Amazon started as online book store and has grown to be the worlds largest online retailer.
Amazon bid to buy Flipkart but eBay is a problem
The problem for both companies in the race to acquire or partner with Flipkart is eBay. eBay India became a part of Flipkart in 2017 and eBay invested $500 million in cash signed an agreement to cooperate in the future.
The big problem is the cooperation agreement, the exclusive agreement set out how eBay and Flipkart will jointly pursue cross-border trade opportunities to make eBay’s global inventory accessible to more Indian consumers and the crucial word is ‘exclusive’.
“The combination of eBay’s position as a leading global ecommerce company and Flipkart’s market stature will allow us to accelerate and maximize the opportunity for both companies in India. eBay is committed to winning in India in partnership with Flipkart. Our exclusive global trade partnership will allow eBay and Flipkart to reach even more consumers around the world.”
– Devin Wenig, CEO, eBay in April 2017
Rumour has it that the exclusivity was a four year deal so there’s still another three years to run. It probably doesn’t cover groceries, but that will be the market segment of least interest to both Walmart or Amazon. They want a cut of the general marketplace business.
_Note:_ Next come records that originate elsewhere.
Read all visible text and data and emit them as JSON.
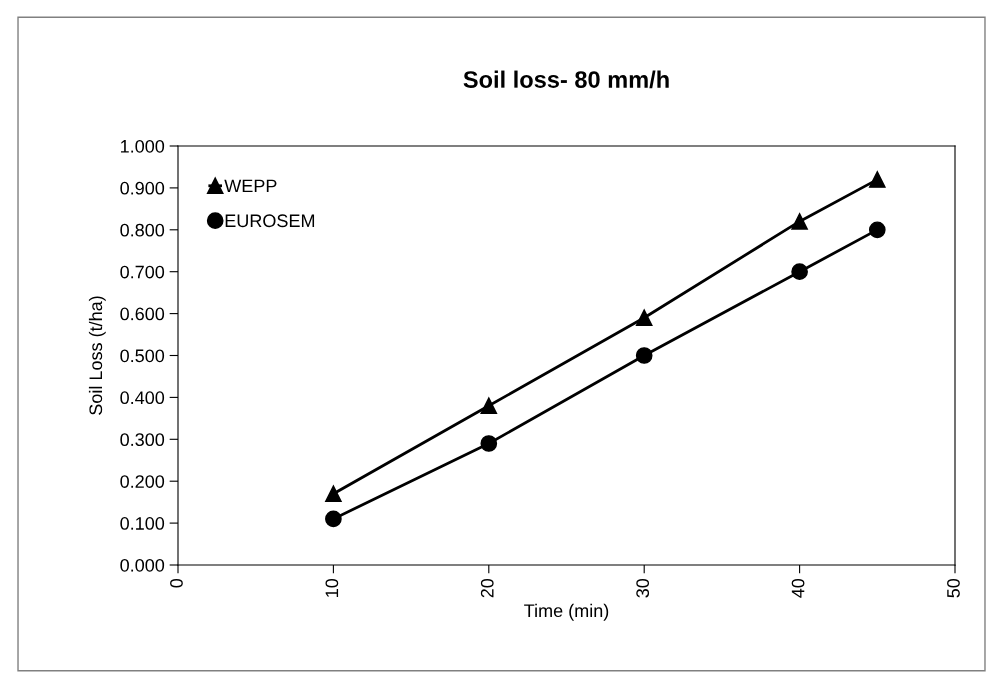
{
  "chart_data": {
    "type": "line",
    "title": "Soil loss- 80 mm/h",
    "xlabel": "Time (min)",
    "ylabel": "Soil Loss (t/ha)",
    "x": [
      10,
      20,
      30,
      40,
      45
    ],
    "series": [
      {
        "name": "WEPP",
        "color": "#000000",
        "marker": "triangle",
        "values": [
          0.17,
          0.38,
          0.59,
          0.82,
          0.92
        ]
      },
      {
        "name": "EUROSEM",
        "color": "#000000",
        "marker": "circle",
        "values": [
          0.11,
          0.29,
          0.5,
          0.7,
          0.8
        ]
      }
    ],
    "xlim": [
      0,
      50
    ],
    "xticks": [
      0,
      10,
      20,
      30,
      40,
      50
    ],
    "ylim": [
      0,
      1
    ],
    "yticks": [
      {
        "value": 0,
        "label": "0.000"
      },
      {
        "value": 0.1,
        "label": "0.100"
      },
      {
        "value": 0.2,
        "label": "0.200"
      },
      {
        "value": 0.3,
        "label": "0.300"
      },
      {
        "value": 0.4,
        "label": "0.400"
      },
      {
        "value": 0.5,
        "label": "0.500"
      },
      {
        "value": 0.6,
        "label": "0.600"
      },
      {
        "value": 0.7,
        "label": "0.700"
      },
      {
        "value": 0.8,
        "label": "0.800"
      },
      {
        "value": 0.9,
        "label": "0.900"
      },
      {
        "value": 1,
        "label": "1.000"
      }
    ],
    "grid": false,
    "legend": "top left",
    "line_style": "solid"
  }
}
For a deal to be done it’s likely that either Walmart or Amazon would have to do a side deal with eBay to get them out of the picture but that doesn’t sit well with eBay’s commitment to ‘winning in India’. Whatever financial incentive may be offered, India is just about the fastest growing ecommerce territory in the world and the most populous. For eBay to entirely give up on this territory would be a major set back for the future as they’re hardly likely to reacquire eBay India although, however unlikely, that’s not an impossible solution. It’s also not that attractive or why would eBay have thrown their lot in with Flipkart in the first place.
It’s hard to see eBay and Amazon coming to an amicable agreement to share the Indian marketplace business when they’re competitors in the rest of the world. A Walmart/eBay partnership would also appear to make for strange bedfellows with Walmart as a retailer and marketplace and eBay a pure marketplace.
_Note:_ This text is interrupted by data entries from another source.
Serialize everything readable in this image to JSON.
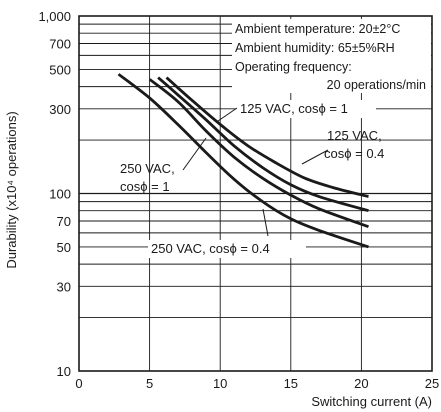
{
  "chart_data": {
    "type": "line",
    "xlabel": "Switching current (A)",
    "ylabel": "Durability (x10⁴ operations)",
    "xlim": [
      0,
      25
    ],
    "ylim": [
      10,
      1000
    ],
    "yscale": "log",
    "grid": true,
    "x_ticks": [
      0,
      5,
      10,
      15,
      20,
      25
    ],
    "y_ticks": [
      10,
      30,
      50,
      70,
      100,
      300,
      500,
      700,
      1000
    ],
    "y_tick_labels": [
      "10",
      "30",
      "50",
      "70",
      "100",
      "300",
      "500",
      "700",
      "1,000"
    ],
    "notes": [
      "Ambient temperature: 20±2°C",
      "Ambient humidity: 65±5%RH",
      "Operating frequency:",
      "20 operations/min"
    ],
    "series": [
      {
        "name": "125 VAC, cosϕ = 1",
        "x": [
          6.2,
          8,
          10,
          12,
          14,
          16,
          18,
          20.5
        ],
        "y": [
          450,
          335,
          245,
          185,
          148,
          122,
          108,
          96
        ]
      },
      {
        "name": "125 VAC, cosϕ = 0.4",
        "x": [
          5.6,
          7,
          9,
          11,
          13,
          15,
          17,
          20.5
        ],
        "y": [
          450,
          360,
          260,
          185,
          140,
          112,
          96,
          80
        ]
      },
      {
        "name": "250 VAC, cosϕ = 1",
        "x": [
          5.0,
          7,
          9,
          11,
          13,
          15,
          17,
          20.5
        ],
        "y": [
          440,
          330,
          225,
          160,
          122,
          98,
          82,
          65
        ]
      },
      {
        "name": "250 VAC, cosϕ = 0.4",
        "x": [
          2.8,
          5,
          7,
          9,
          11,
          13,
          15,
          17,
          20.5
        ],
        "y": [
          470,
          345,
          245,
          170,
          120,
          90,
          72,
          62,
          50
        ]
      }
    ]
  }
}
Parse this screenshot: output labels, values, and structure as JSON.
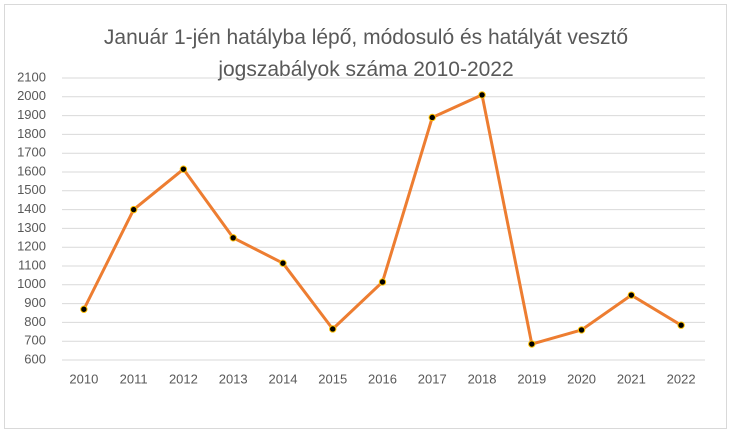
{
  "chart_data": {
    "type": "line",
    "title": "Január 1-jén hatályba lépő, módosuló és hatályát vesztő jogszabályok száma 2010-2022",
    "categories": [
      "2010",
      "2011",
      "2012",
      "2013",
      "2014",
      "2015",
      "2016",
      "2017",
      "2018",
      "2019",
      "2020",
      "2021",
      "2022"
    ],
    "values": [
      870,
      1400,
      1615,
      1250,
      1115,
      765,
      1015,
      1890,
      2010,
      685,
      760,
      945,
      785
    ],
    "color": "#ed7d31",
    "marker_color": "#000000",
    "marker_edge_color": "#ffc000",
    "ylim": [
      600,
      2100
    ],
    "yticks": [
      600,
      700,
      800,
      900,
      1000,
      1100,
      1200,
      1300,
      1400,
      1500,
      1600,
      1700,
      1800,
      1900,
      2000,
      2100
    ],
    "grid": true
  }
}
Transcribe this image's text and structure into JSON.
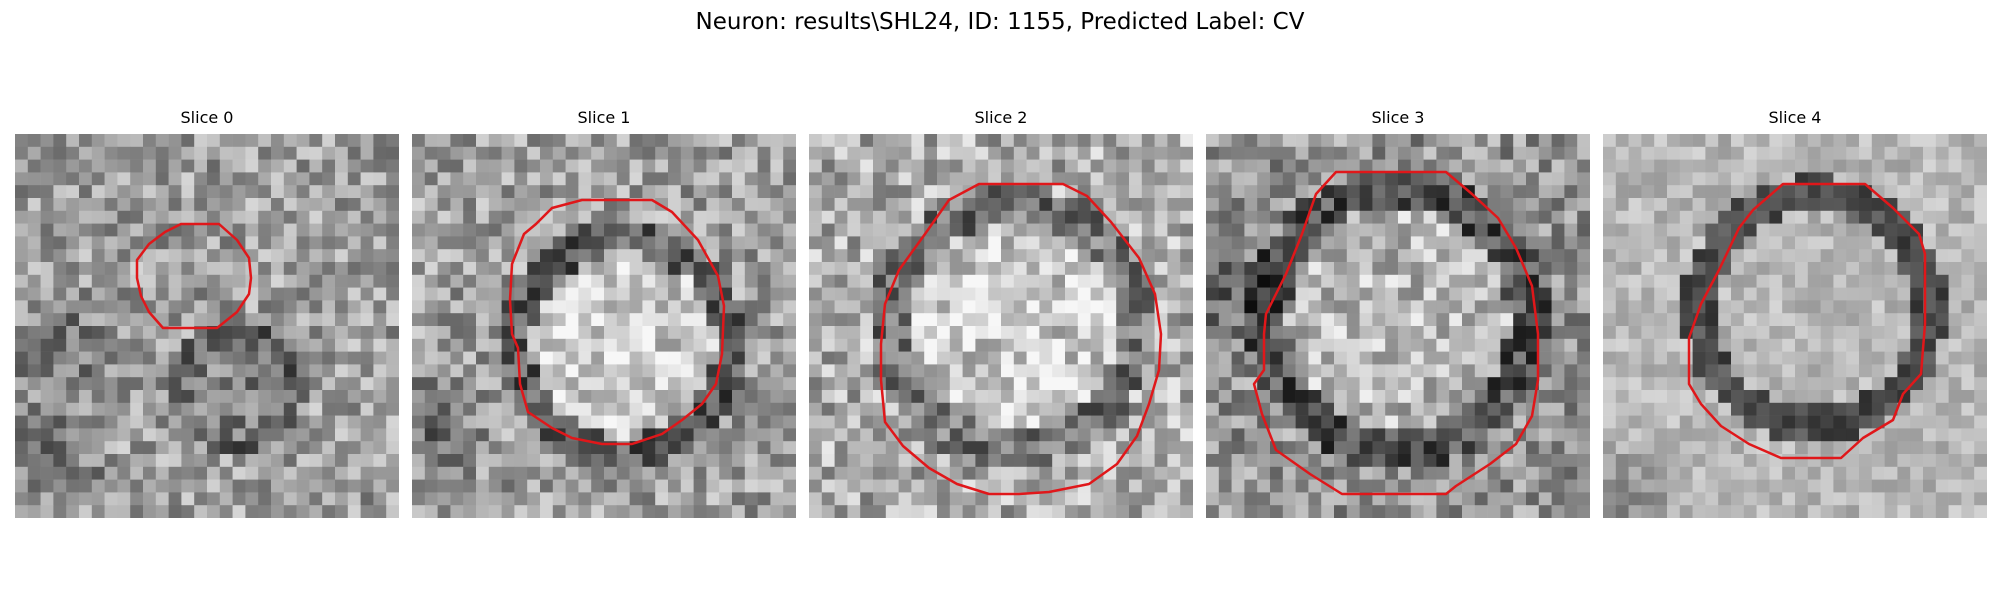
{
  "figure": {
    "suptitle": "Neuron: results\\SHL24, ID: 1155, Predicted Label: CV"
  },
  "contour_color": "#e0171a",
  "panels": [
    {
      "title": "Slice 0"
    },
    {
      "title": "Slice 1"
    },
    {
      "title": "Slice 2"
    },
    {
      "title": "Slice 3"
    },
    {
      "title": "Slice 4"
    }
  ]
}
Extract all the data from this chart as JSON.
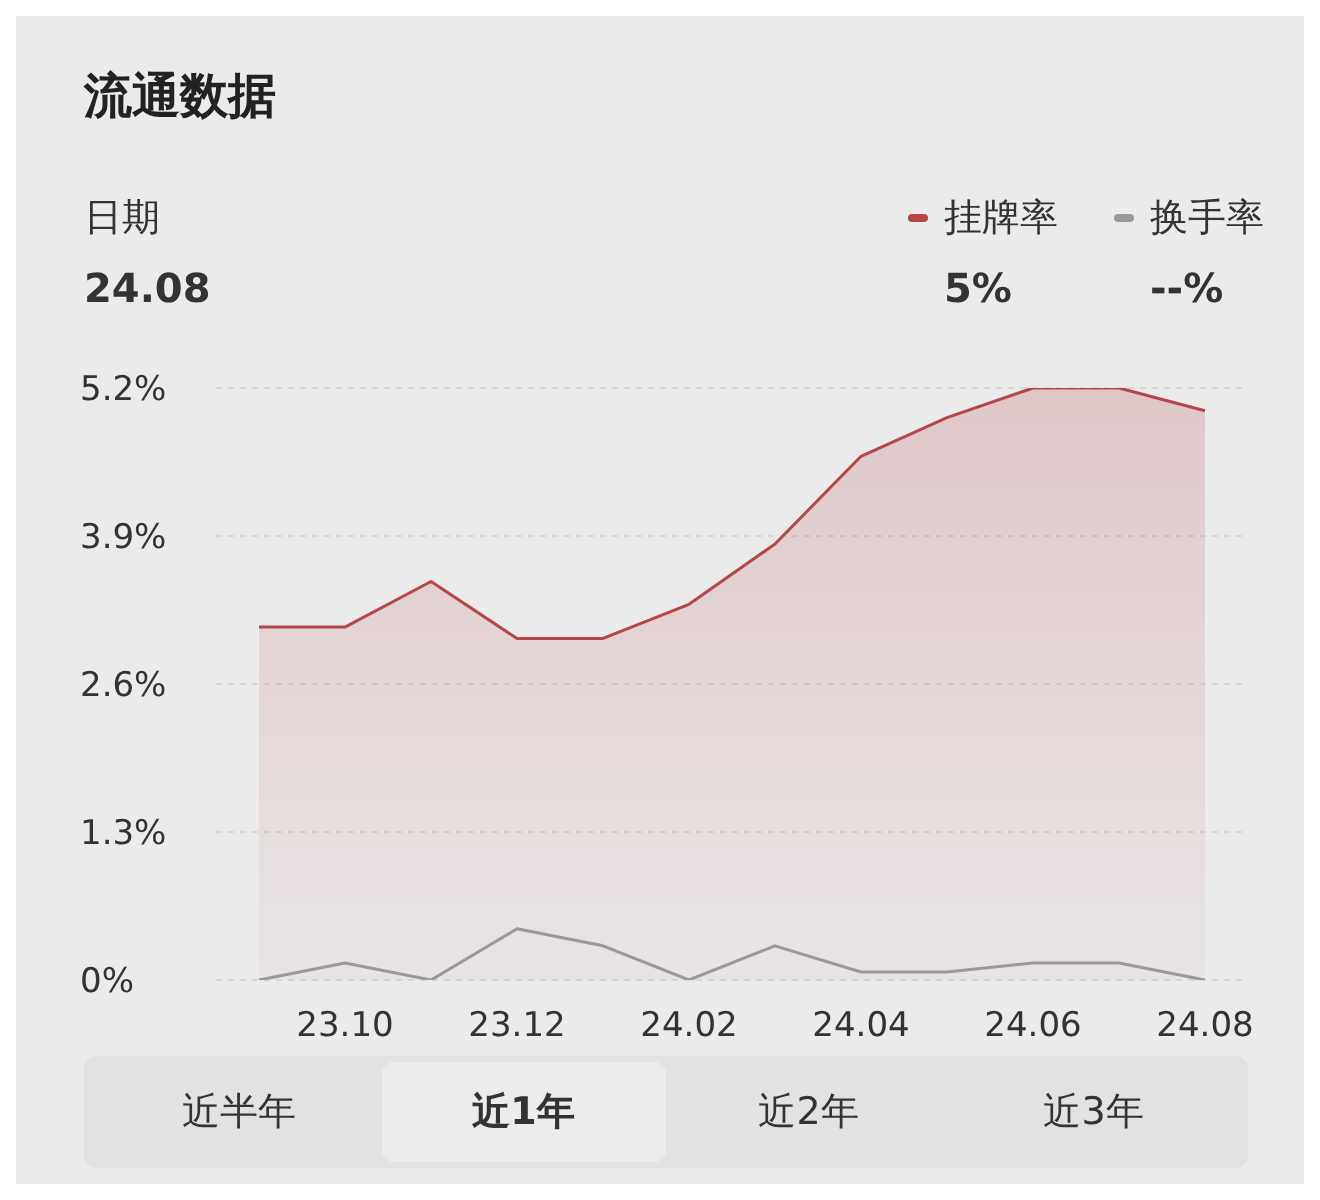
{
  "chart_data": {
    "type": "line",
    "title": "流通数据",
    "categories": [
      null,
      "23.10",
      null,
      "23.12",
      null,
      "24.02",
      null,
      "24.04",
      null,
      "24.06",
      null,
      "24.08"
    ],
    "series": [
      {
        "name": "挂牌率",
        "type": "area",
        "color": "#b5474b",
        "values": [
          3.1,
          3.1,
          3.5,
          3.0,
          3.0,
          3.3,
          3.83,
          4.6,
          4.94,
          5.2,
          5.2,
          5.0
        ]
      },
      {
        "name": "换手率",
        "type": "line",
        "color": "#999999",
        "values": [
          0,
          0.15,
          0,
          0.45,
          0.3,
          0,
          0.3,
          0.07,
          0.07,
          0.15,
          0.15,
          0
        ]
      }
    ],
    "ylim": [
      0,
      5.2
    ],
    "yticks": [
      {
        "value": 0,
        "label": "0%"
      },
      {
        "value": 1.3,
        "label": "1.3%"
      },
      {
        "value": 2.6,
        "label": "2.6%"
      },
      {
        "value": 3.9,
        "label": "3.9%"
      },
      {
        "value": 5.2,
        "label": "5.2%"
      }
    ],
    "grid": "y",
    "legend": "top right",
    "marker": "none",
    "annotations": [
      "日期",
      "24.08",
      "5%",
      "--%",
      "近半年",
      "近1年",
      "近2年",
      "近3年"
    ]
  }
}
Interest in Flipkart is high and it’s likely a deal of some sort will take place. If Walmart wins then they will have a major foothold in India to compete with Amazon. If Amazon win then eBay will be wiped out on the continent and Amazon will have removed all major marketplace competition in India. Or Flipkart could be hamstrung by eBay’s prior investment and the two tied together will have to compete head on with Amazon who will undoubtedly continue to invest eyewatering sums in an attempt to conquer and dominate the nation’s ecommerce.
who cares as long as we can sell at a profit with someone somewhere
its all above anything we can influence
this is what was on last eBay call in 1Q18 -more detail than above
On Flipkart, look, I won’t speculate or comment on what Walmart may or may not do. I’ll just reiterate what our relationship with Flipkart is, which is we made a meaningful investment last year. We have an exclusive commercial relationship that has roughly three years left to run, and that is a relationship that makes us both the exclusive importer and exporter of goods on the Flipkart Marketplace. We’re happy with that partnership. We’ll wait and see how things evolve, but I won’t comment because we’re not a party to any conversations that may or may not be happening with Flipkart or other parties.
All of this is a massive shame for India.
It’s likely the Amazon bid won’t go through, but the Walmart deal is not much better.
A duopoly is the last thing a nascent eCommerce market in India needs – and more importantly a duopoly by foreign companies.
India really should have done a China and encouraged local brands – blocking foreign companies from competing until the locals had a decent footing – only opening competition when the locals have enough market share to hold their own.
Amazon treats its merchants in an absolutely horrendous manner. Copying their data, competing against their own merchants, atrocious customer service etc.